ただし相場の変動により評価額が増減するため、それに合わせてバリュー経路の変動も必要となってきます。つまり相場が下がった時は評価額が下がるため、投資金額を増やす必要があります。
バリューコスト平均法で投資を行った具体的な例について見てみましょう。
1カ月目 | 2カ月目 | 3カ月目 | 4カ月目 | 5カ月目 | |
価格 | 10,000円 | 13,000円 | 10,000円 | 8,000円 | 11,000円 |
バリュー経路 | 100,000円 | 200,000円 | 300,000円 | 400,000円 | 500,000円 |
評価額 | 0円 | 130,000円 | 153,000円 | 240.000円 | 550,000円 |
追加投資額 | 100,000円 | 70,000円 | 147,000円 | 160,000円 | -50,000円 |
買付口数 | 10口 | 5.3口 | 14.7口 | 20口 | -4.5口 |
合計口数 | 10口 | 15.3口 | 30口 | 50口 | 45.5口 |
このようにバリューコスト平均法では評価額に応じて投資金額が変動します。
また5ヶ月目には評価額がバリュー経路を超えているため、50,000円の売却を行っています。このように、時には売却を交えながら投資を行っていくのがバリューコスト平均法の特徴といえます。
バリューコスト平均法のメリット
ここからはバリューコスト平均法のメリットについて紹介していきます。
平均購入単価を下げやすい
バリューコスト平均法では下落局面で投資することが多くなるため、ドルコスト平均法と比較して平均購入単価を下げやすい傾向にあります。
目標金額を達成できる
バリューコスト平均法では投資を始める際に投資総額の目標を設定するため、投資を続けていれば目標金額の達成ができます。
バリューコスト平均法のデメリット
様々なメリットがあるバリューコスト平均法ですが、ここからは併せてデメリットについても紹介します。
毎月の出費が変動する
マーケットの動向によって買付金額が変動するため、毎月の支出の見通しが立てにくいといえます。

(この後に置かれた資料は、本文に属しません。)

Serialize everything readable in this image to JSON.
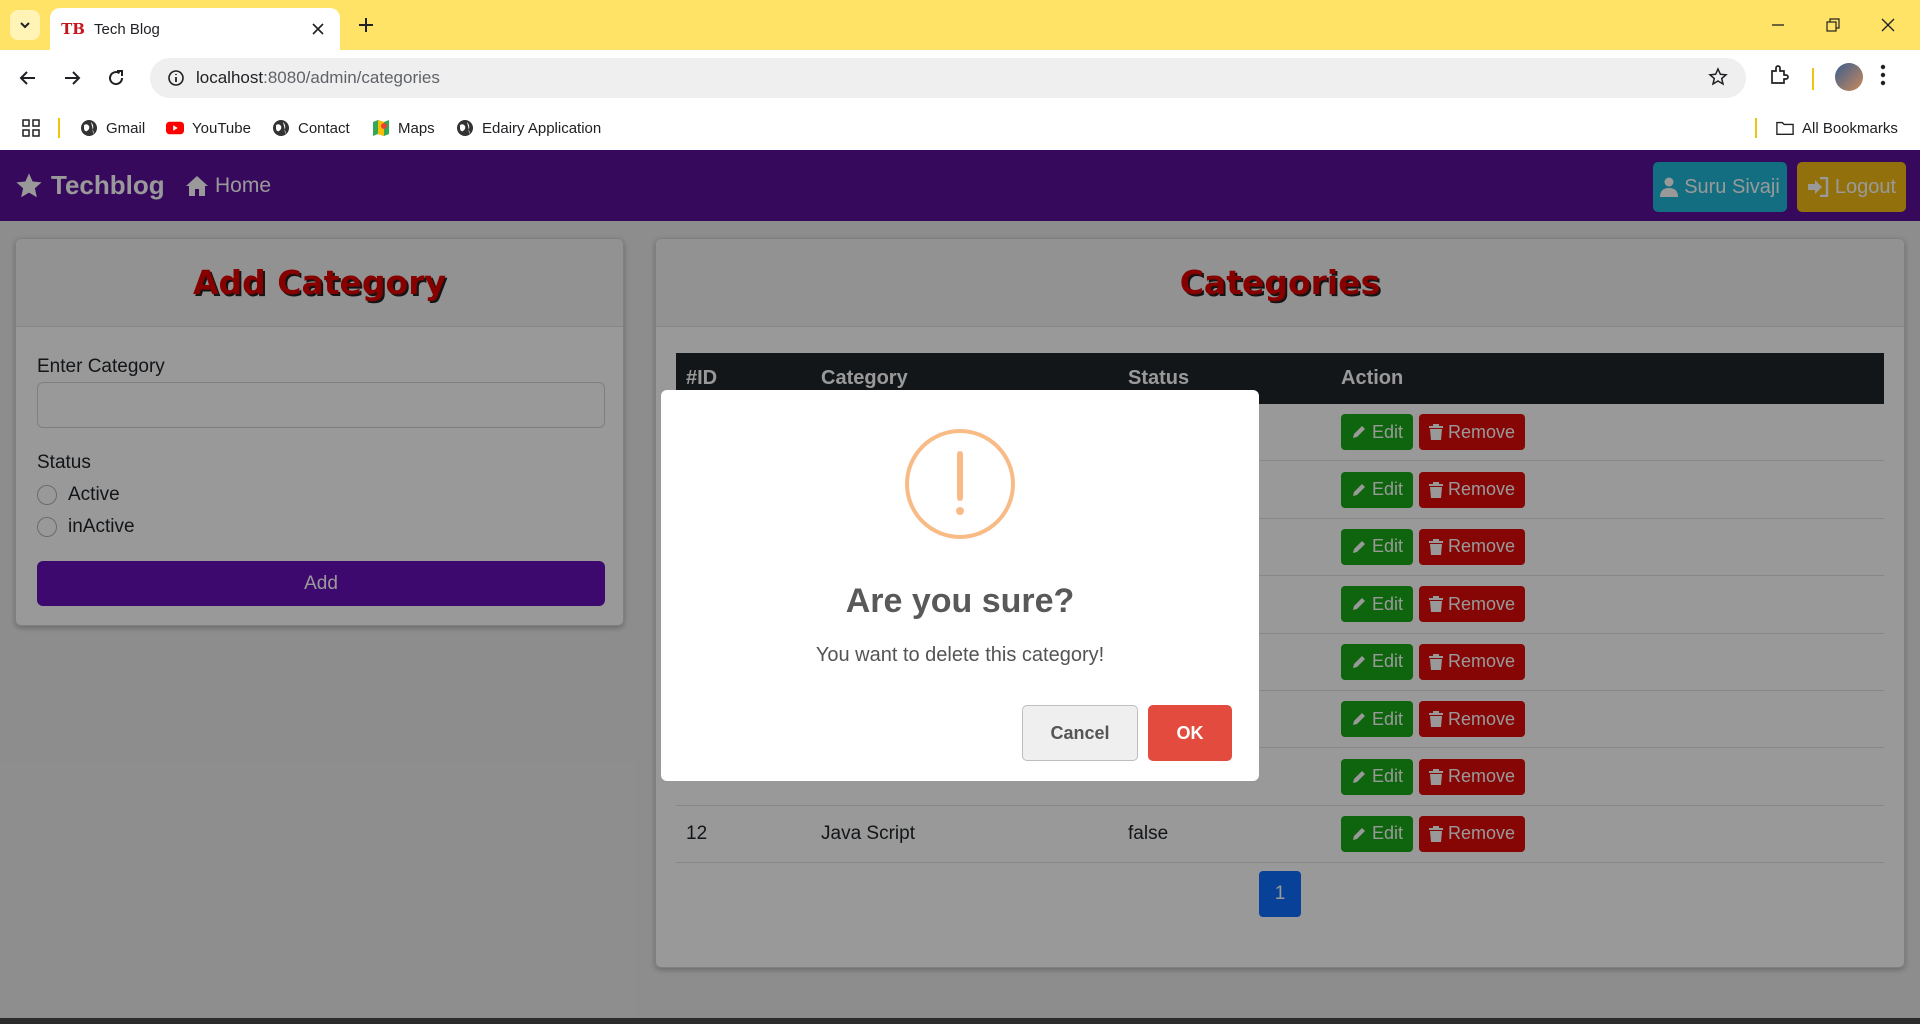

下落相場においては想定より多額の金額が必要となることもあるでしょう。
マーケット動向への判断が必要となる
先ほどの例で示した通り、相場の変動によって評価額がバリュー経路を上回った時には売却も必要となります。
そのため、資産形成を行う中で売却が必要となることに抵抗がある方には不向きかもしれません。
大きな下落局面に弱い
バリューコスト平均法では下落局面において追加投資額が大きくなるため、手元の資金が足りなくなることがあります。
下落局面がしばらく続くような場面では投資を継続することが難しいかもしれません。
ドルコスト平均法とバリューコスト平均法の比較
ここで改めてドルコスト平均法とバリューコスト平均法の比較を表にまとめています。
ドルコスト平均法 | バリューコスト平均法 | |
買付タイミング | 定時 | 定時 |
投資金額 | 一定 | 変動 |
取引内容 | 買付 | 買付、売却 |
取引方法 | 自動買付 | 手動買付 |
ドルコスト平均法は毎月投資金額が一定であることに対し、バリューコスト平均法は毎月の投資金額が相場に合わせて変動します。
また取引内容についてもドルコスト平均法は買付のみであることに対し、バリューコスト平均法では相場によって売却を実施することもあります。
初心者におすすめの取引方法とは
この記事ではドルコスト平均法とバリューコスト平均法の違いについて紹介してきました。
どちらの投資手法も初心者の方には分かりやすく、FX取引を始めるにあたっておすすめの方法です。
ただしバリューコスト平均法は毎月の投資金額が一定でないことや、下落局面では投資金額が増加する可能性があることから、まずはドルコスト平均法で始めてみることがよいでしょう。